Do you like to give games for birthday gifts? If so, what are good game choices?

One other tip– if you have games that your children do not play anymore, think about donating them to a classroom. I like to keep games in the back of my room for students who are early finishers or for a rainy day when we have indoor recess.

boggle

 

 

On the 9th Day, The Gifts Have Tiny Pieces

We are at the height of the tiny pieces toy phase at my house. I will admit that I am often the one who supports the decision to purchase the toy that comes with a gazillion tiny pieces (Lego, Playmobil, Calico Critter…) because I love miniature playsets. WARNING: All of the suggestions below have many tiny parts and may cause injury if you step on them in the middle of the night.

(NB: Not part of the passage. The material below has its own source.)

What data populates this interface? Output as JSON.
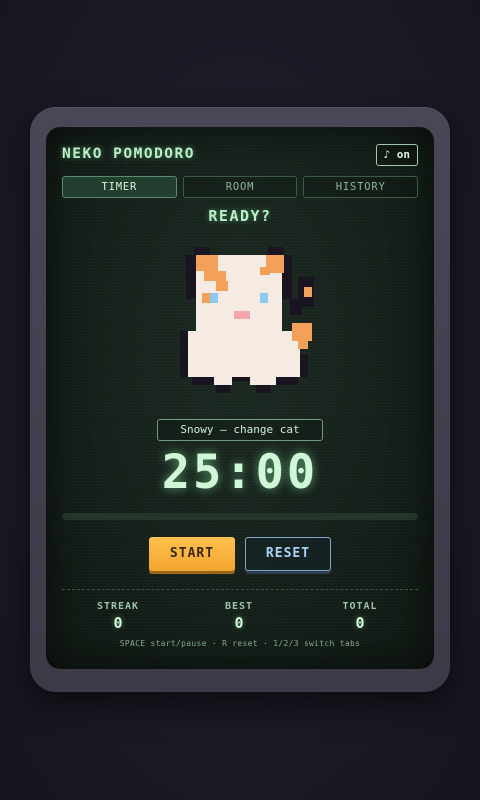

Does anybody have any other tiny playset ideas? Does anybody have any suggestions for protecting yourself from late night injuries?

Kitchen Littles: These are food playsets that are made of die cast metal and plastic. Kitchen Littles was discontinued then reintroduced. I can’t tell if it has been discontinued again, but some of the sets are available if you run a Google search. The size is perfect for Barbie (or other 12″ doll), and the ones we have are much better quality than the Mattel/Barbie kitchen sets.

Calico Critters: These are tiny animal families with clothes and playsets. Visit the Calico Critters website to locate retailers. You can find about everything you might need for life with tiny woodland creatures. It is like the Brambly Hedge picture books come to life. The detailed pieces that come with each playset are amazing, but they are tiny, and you need to apply stickers to a lot of the accessories when setting up the playset.

Lego: We have many Lego sets, but sometimes the Legos in a set are too specific for building creatively. This year, I am visiting the online Pick a Brick store to purchase a generic set of Lego bricks that can be used to build anything we want. Lego used to have a DESIGN byME service where you could customize a Lego structure and then purchase the bricks needed to build your own design. That service has been discontinued but may be relaunched in the future.

Quadrilla: We found the Quadrilla marble sets a few years ago and have been adding supplemental tracks to it every few years. This is a great toy. The tracks are wooden and do not break easily. The sets come with track design suggestions, but it is very easy to build your own marble track.